Open OpenURL Resolver
This is a bit far afield, but it got me wondering (not always a good thing).
OCLC has launched an alpha version of an OpenURL resolver. The idea behind this is fairly straightforward, but the devil, as always, will be in the details. OpenURL is a standard for formatting citations (of books, journal articles, etc.) in a URL format that can be passed between a citation database and a full text service for which the user (or the user’s library) has obtained access. For example, if you do a search in a database that your library has access to and has activated OpenURL links in, you would see a link after each citation to find the full text. That link would take you to a “link resolver” provided by your library. The link resolver would determine, based on the citation information provided in the link, the best full-text source for that particular item. It might be a full-text database, it might be a paper copy of the journal in the library stacks, or it might be interlibrary loan. You’d see a list of possible sources of the full text, which you could click through to.
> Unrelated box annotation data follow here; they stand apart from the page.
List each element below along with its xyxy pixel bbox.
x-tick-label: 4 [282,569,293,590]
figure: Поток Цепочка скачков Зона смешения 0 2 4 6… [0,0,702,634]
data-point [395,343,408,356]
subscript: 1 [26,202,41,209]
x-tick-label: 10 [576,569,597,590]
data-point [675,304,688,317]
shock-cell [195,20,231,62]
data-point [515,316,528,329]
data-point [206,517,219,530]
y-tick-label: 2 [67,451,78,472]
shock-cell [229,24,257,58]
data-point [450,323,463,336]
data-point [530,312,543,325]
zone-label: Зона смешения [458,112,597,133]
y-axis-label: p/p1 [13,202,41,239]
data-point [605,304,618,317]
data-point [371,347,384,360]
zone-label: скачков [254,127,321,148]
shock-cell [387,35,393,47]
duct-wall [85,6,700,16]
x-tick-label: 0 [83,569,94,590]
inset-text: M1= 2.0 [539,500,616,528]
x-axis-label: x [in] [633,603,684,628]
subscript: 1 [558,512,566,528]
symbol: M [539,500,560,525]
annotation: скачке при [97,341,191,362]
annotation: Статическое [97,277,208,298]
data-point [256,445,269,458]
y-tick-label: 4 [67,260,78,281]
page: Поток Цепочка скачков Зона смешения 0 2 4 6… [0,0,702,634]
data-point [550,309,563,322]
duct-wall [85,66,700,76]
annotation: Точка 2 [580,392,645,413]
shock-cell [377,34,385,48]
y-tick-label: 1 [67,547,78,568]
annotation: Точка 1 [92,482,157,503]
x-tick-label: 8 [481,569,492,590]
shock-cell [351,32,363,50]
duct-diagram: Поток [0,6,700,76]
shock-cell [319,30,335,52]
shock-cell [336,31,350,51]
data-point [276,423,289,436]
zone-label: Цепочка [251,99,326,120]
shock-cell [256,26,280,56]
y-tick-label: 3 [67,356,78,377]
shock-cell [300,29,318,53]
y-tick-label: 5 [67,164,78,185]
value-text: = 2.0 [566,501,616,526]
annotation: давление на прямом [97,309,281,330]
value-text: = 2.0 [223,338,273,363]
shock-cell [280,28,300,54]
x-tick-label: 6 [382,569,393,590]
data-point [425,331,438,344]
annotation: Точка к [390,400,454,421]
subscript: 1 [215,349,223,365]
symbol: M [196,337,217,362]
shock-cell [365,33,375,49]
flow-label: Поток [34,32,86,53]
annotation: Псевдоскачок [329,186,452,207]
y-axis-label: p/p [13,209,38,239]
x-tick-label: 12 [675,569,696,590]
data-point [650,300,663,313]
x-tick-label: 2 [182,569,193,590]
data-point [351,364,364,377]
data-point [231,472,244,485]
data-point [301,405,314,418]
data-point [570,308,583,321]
Where this great system falls apart, a bit, is if you do not have access to a link resolver or if you are providing citations of one kind or another to people who are not part of your library’s licensing arrangements for full-text resources. For example, to bring it back to RSS, if you maintained a list of publications by your patrons (or your library staff) and published that list of citations by RSS, you’d want to make it easy for your RSS subscribers to get to the full text. Since you don’t know the URL of the link resolver each of your RSS subscribers uses (if they even have access to one at all), this becomes difficult.
Hence the OCLC OpenURL resolver. The idea is to provide a central resolver that will guess, based on the IP address of the particular user clicking on the link, what the appropriate link resolver might be. So if you are on the Tufts campus, for example, it will know (because Tufts told OCLC) that the resolver address is whatever. Or if you’re in another similar environment, the OCLC link resolver would know where you are. This works less well, at least initially, for home users on broadband, but I’d guess it would still be possible to make good guesses based on cities what the public library link resolver would be (assuming cable and telephone companies assign blocks of IP addresses in a somewhat systematic way).
Tagaloging
Tagaloging: The process of adding tags and building the wonderfully flexible self-organizing collections of information like Flickr, Furl, del.icio.us, and their ilk. Perhaps I’ve spent too much time looking at these tools and not enough time socializing with other humans, but the term strikes a chord with me, more clearly descriptive to my librarian brain than “folksonomy.”
This was probably not worth a blog entry, but there you go.